My Bachelor’s Thesis is titled “Inventory Forecasting in the Crude Oil Market using Natural Language Processing”, the research takes weekly U.S. Crude Oil Inventories forecasts to future inventory values using deep neural networks, incorporating inventory driver features and novel natural language features derived from breaking financial news headlines to improve forecasting. The hypothesis was that news headlines surrounding oil would enhance forecasting accuracy of US oil inventory values.

Crude oil is the most traded commodity in the world, with $1.45T being traded in 2022, thus has an enormous amount of liquidity, providing trading opportunities. The original motivation for this thesis was to find the correlation between inventory movement and market movement by forecasting the inventory ahead of time using news headlines to achieve returns from the non-linear relationship. However, my final dissertation leaned towards exploring the relationship between news neural network models, headline sentiment, and inventory values, rather than post-inventory market movement.

My research used the Energy Information Administration’s (EIA) weekly reports on crude oil inventories, which offer insights into U.S. oil supply levels on a weekly basis. I also leveraged the weekly preliminary report from the American Petroleum Institute’s (API). These weekly inventory reports help investors gauge the balance between supply and demand in the crude oil market.

EIA Release Numbers & Market Movement on October 18th 2023.

The dataset is as follows: 159 weekly economic events were sampled with 25,530 headlines from FinancialJuice. A pre-trained DistilRoBERTa model that was trained on the Financial Phrasebank dataset, was used to generate aggregate time-decayed sentiment values and word embeddings, further processing was done to reduce dimensions using PCA so our models would not fall short to the curse of dimensionality.
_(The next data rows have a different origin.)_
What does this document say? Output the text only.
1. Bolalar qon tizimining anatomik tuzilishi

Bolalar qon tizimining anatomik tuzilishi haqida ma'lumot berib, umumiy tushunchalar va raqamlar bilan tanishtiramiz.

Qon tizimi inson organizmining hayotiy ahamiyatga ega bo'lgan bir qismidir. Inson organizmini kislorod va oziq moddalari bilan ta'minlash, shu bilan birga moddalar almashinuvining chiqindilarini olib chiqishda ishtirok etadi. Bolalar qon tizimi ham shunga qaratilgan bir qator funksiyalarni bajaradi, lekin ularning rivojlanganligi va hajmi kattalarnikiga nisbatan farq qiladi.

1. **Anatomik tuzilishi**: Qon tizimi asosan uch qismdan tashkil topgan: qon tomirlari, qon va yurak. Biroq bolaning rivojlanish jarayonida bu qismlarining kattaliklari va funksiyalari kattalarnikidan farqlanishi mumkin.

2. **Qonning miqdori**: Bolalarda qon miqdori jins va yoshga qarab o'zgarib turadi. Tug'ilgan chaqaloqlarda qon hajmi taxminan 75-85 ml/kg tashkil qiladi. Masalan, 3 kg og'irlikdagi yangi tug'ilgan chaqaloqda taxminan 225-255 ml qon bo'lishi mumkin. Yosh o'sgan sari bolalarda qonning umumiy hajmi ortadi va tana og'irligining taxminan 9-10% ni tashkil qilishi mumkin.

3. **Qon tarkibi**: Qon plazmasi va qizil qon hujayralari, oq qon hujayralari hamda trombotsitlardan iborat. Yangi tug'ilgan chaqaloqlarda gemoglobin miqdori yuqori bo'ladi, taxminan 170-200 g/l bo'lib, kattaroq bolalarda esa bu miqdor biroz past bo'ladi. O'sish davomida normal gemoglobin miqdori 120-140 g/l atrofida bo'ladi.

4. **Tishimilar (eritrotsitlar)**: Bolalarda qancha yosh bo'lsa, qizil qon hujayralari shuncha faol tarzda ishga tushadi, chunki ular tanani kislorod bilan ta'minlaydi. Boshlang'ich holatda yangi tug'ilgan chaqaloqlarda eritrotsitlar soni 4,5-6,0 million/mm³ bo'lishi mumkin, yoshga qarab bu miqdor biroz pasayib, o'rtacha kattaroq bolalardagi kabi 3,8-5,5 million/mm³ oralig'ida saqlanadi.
Extensive hyperparameter tuning was done using Bayesian optimisation techniques and an expanding window technique was used to ensure consistency in results of training, and showing how well the best models perform over time.

Transformer model results on test data, using max pooled embeddings passed through a linear layer.

Results from the models are largely inconclusive, likely due to three things. Firstly, the nature of financial news headlines being short in text and lacking context. Secondly, the Pre-Trained model having context of the Financial Phrasebank dataset, rather than a text corpus that better represents the supply and demand dynamics of the crude oil market. Thirdly, the small sample size of 159 release events. The lowest mean squared error transformers achieved was 5.16 with PCA-reduced max-pooled embeddings with a linear dense layer. The LSTM models underperformed, this is likely due to the nature of Transformers being able to handle contextual awareness better.

There was a lot of learning to be done with this project. The scope was extensive, and I made too many assumptions on how the data would perform. In hindsight, the typical “throw a neural network at it” approach did not work well, and time would be better spent exploring the dataset and running smaller trial tests, before batch throwing lots of tensors through a neural net, and brute-forcing hyper-parameter optimisation. On this note, the signal-to-noise ratio may have been too high, by processing the textual embeddings so many times, there was not conclusive testing applied to see how effective each signal being input was, and checking if the data was becoming less effective which each embedding function being applied. Infact, the neural network without any sentiment and embeddings outperformed others.

However, this research proposes a lot of promise, as a fine-tuned time-series deep neural network model with an augmented dataset would be expected to handle the task more effectively, mitigating weaknesses of a pre-trained model, utilising the strength of models built for time-series data and using the natural language expertise of transformer neural network models. In addition, US indices are much more sensitive to news, whereas commodities are more prone to long-term macroeconomic outlooks. This study demanded significant expertise in artificial intelligence, data science, finance and statistics, all fields which I am both passionate about and aim to pursue as I progress in my career.

Everyday there are breaking financial news headlines reported by news platforms such as Financial Juice. This project aimed to take all tagged historical headlines, and capture the relationship between the time of headlines being released and the market movement afterwards. The methodology of the project is to gather over 100,000 breaking news headlines, and analyse the semantic structure in relation to three years of market time-series data by generating volatility metrics and visualising with topic modelling tools.

Time is Money: A Visualisation

To view the interactive map, head over to the nomic.ai build

The interactive map can be split into a two core components, the time series data and the unstructured headline data. For the time series data, we use the open, high, low and close values surrounding the headline release to generate volatility values, which were produced from the Garman-Klass estimator as this considers OHLC data and is more fit for intraday price extremums. A sliding window method was utilised to take the average garman klass volatility at specific time windows (2m, 5m, 15m, 30m and 60m). The headlines were then embedded using Open-AI’s embedding tool to workout the simialrity of headlines. The embeddings create 768-dimensional vectors that can be visualised in a 2D plane, where the closer two headlines are in this space, the more similar Open-AI deems them to be.

In addition, we had over 300,000 headlines. Since the majority of these headlines was untagged, we trained a multi label Transformer classifier model with the tagged headlines to identify what the tags of new, unseen headlines would be. This tagging tool identified the relevant tags for the testing dataset of headlines with 90% precision.